01:14
A little more on max_wal_size
30 March 2023
In a comment on my earlier post on max_wal_size
, Lukas Fittl asked a perfectly reasonable question:
Re: “The only thing it costs you is disk space; there’s no other problem with it being too large.”
Doesn’t this omit the fact that a higher
max_wal_size
leads to longer recovery times after a crash? In my experience that was the reason why you wouldn’t wantmax_wal_size
to e.g. be 100GB, since it means your database might take a while to get back up and running after crashes.
The answer is… as you might expect, tricky.
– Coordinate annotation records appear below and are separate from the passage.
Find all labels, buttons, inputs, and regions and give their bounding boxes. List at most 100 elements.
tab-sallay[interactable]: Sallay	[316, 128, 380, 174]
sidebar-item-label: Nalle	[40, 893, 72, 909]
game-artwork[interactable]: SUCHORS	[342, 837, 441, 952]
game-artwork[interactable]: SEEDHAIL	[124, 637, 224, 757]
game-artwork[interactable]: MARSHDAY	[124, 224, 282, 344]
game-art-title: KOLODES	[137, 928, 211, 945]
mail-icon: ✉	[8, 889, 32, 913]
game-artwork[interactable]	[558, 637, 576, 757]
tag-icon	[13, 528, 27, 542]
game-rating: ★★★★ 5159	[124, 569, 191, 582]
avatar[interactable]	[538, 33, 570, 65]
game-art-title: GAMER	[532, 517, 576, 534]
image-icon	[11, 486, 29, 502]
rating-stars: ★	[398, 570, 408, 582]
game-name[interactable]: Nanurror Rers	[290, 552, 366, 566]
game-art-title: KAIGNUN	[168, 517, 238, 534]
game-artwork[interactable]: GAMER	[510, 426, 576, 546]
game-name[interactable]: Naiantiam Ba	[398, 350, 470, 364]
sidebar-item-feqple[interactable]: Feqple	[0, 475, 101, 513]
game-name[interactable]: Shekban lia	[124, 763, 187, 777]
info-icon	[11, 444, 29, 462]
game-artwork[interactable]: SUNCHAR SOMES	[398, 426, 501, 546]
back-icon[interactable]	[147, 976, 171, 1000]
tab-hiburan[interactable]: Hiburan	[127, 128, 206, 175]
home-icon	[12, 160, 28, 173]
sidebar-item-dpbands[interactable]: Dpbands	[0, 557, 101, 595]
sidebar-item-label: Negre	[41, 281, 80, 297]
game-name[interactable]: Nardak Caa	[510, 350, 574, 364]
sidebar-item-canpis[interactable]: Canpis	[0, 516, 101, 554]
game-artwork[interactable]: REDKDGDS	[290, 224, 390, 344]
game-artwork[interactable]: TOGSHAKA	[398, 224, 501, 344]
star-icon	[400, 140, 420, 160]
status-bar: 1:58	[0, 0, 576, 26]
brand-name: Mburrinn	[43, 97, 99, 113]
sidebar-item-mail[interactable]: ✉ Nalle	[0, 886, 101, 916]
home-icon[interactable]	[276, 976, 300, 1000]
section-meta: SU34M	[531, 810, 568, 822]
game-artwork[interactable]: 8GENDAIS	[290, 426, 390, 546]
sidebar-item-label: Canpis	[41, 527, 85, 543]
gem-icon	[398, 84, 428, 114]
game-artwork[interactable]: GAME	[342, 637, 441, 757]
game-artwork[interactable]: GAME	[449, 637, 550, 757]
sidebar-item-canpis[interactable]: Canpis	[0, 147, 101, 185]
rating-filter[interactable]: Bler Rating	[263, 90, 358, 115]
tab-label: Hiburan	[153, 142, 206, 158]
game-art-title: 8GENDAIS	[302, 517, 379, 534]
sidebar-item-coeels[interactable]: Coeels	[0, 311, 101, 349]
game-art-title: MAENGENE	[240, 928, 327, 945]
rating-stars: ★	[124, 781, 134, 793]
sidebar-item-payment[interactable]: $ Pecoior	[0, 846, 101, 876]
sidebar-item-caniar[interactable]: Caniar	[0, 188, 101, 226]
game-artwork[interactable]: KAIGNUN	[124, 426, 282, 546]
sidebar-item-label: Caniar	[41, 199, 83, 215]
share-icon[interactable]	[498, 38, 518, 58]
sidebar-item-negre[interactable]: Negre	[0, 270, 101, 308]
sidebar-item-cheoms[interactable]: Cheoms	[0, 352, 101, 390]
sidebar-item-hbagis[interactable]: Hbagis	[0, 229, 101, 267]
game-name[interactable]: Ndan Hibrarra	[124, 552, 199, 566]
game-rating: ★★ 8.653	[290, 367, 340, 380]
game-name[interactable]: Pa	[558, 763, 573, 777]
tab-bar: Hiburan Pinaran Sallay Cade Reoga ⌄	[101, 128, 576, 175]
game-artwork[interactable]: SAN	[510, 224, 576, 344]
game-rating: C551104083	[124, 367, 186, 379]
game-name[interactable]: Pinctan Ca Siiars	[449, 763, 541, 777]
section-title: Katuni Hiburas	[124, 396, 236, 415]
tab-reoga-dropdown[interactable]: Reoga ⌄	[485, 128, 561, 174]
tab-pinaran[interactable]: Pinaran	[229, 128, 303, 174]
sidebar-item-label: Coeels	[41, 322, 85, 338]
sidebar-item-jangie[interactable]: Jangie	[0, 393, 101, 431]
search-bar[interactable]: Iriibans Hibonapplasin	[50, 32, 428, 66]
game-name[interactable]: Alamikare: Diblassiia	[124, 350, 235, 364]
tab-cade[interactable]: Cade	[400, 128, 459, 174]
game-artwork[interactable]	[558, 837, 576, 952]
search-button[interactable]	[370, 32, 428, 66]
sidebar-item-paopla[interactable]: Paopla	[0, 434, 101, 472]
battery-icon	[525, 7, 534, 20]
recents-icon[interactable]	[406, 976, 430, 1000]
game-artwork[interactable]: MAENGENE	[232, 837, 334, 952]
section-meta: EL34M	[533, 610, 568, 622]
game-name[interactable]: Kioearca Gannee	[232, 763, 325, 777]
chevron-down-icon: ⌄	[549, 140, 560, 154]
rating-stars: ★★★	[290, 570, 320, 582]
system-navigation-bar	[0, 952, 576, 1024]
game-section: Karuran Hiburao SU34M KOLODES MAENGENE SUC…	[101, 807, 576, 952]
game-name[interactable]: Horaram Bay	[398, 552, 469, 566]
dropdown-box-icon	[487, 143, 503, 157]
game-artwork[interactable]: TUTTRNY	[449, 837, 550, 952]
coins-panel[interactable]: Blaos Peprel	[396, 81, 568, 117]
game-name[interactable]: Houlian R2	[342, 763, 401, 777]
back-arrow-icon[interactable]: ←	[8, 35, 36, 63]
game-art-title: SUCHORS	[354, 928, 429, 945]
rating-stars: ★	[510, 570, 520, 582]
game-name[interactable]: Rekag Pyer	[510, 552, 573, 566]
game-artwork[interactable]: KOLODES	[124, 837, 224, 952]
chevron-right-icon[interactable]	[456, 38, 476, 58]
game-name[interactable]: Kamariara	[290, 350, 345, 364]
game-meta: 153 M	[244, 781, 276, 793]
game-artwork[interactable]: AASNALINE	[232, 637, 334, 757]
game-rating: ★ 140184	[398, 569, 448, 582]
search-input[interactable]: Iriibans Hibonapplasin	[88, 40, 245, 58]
The reason is that there are two different ways a checkpoint can be started in PostgreSQL (in regular operations, that is; there’s a few more, such as manual CHECKPOINT
commands and the start of a backup using pg_start_backup
). Those are when PostgreSQL thinks it needs to checkpoint to avoid overrunning max_wal_size
(by too much), and when checkpoint_timeout
is reached. It starts a checkpoint on the first of those that it hits.
The theory behind my recommendations on checkpoint tuning is to increase max_wal_size
to the point that you are sure that it is always checkpoint_timeout
that fires rather than max_wal_size
. That in effect caps the checkpoint interval, so larger values of max_wal_size
don’t change the checkpoint behavior once it has reached the level that checkpoint_timeout
is always the reason a checkpoint starts.
But Lukas does raise a very good point: the time it takes to recover a PostgreSQL system from a crash is proportionate to the amount of WAL that it has to replay, in bytes, and that’s soft-capped by max_wal_size
. If crash recovery speed is a concern, it might make sense to not go crazy with max_wal_size
, and cap it at a lower level.
Pragmatically, crashes are not common and checkpoints are very common, so I recommend optimizing for checkpoint performance rather than recovery time… but if your system is very sensitive to recovery time, going crazy with max_wal_size
is probably not a good idea.
There is one comment.
sanar at 09:17, 3 April 2023:
Is there any chance that checkpoint is not running even after timeout.. i see this case many time.
max_wal_size=8GB
checkpoint_timeout=5min
checkpoint_completion_target=0.9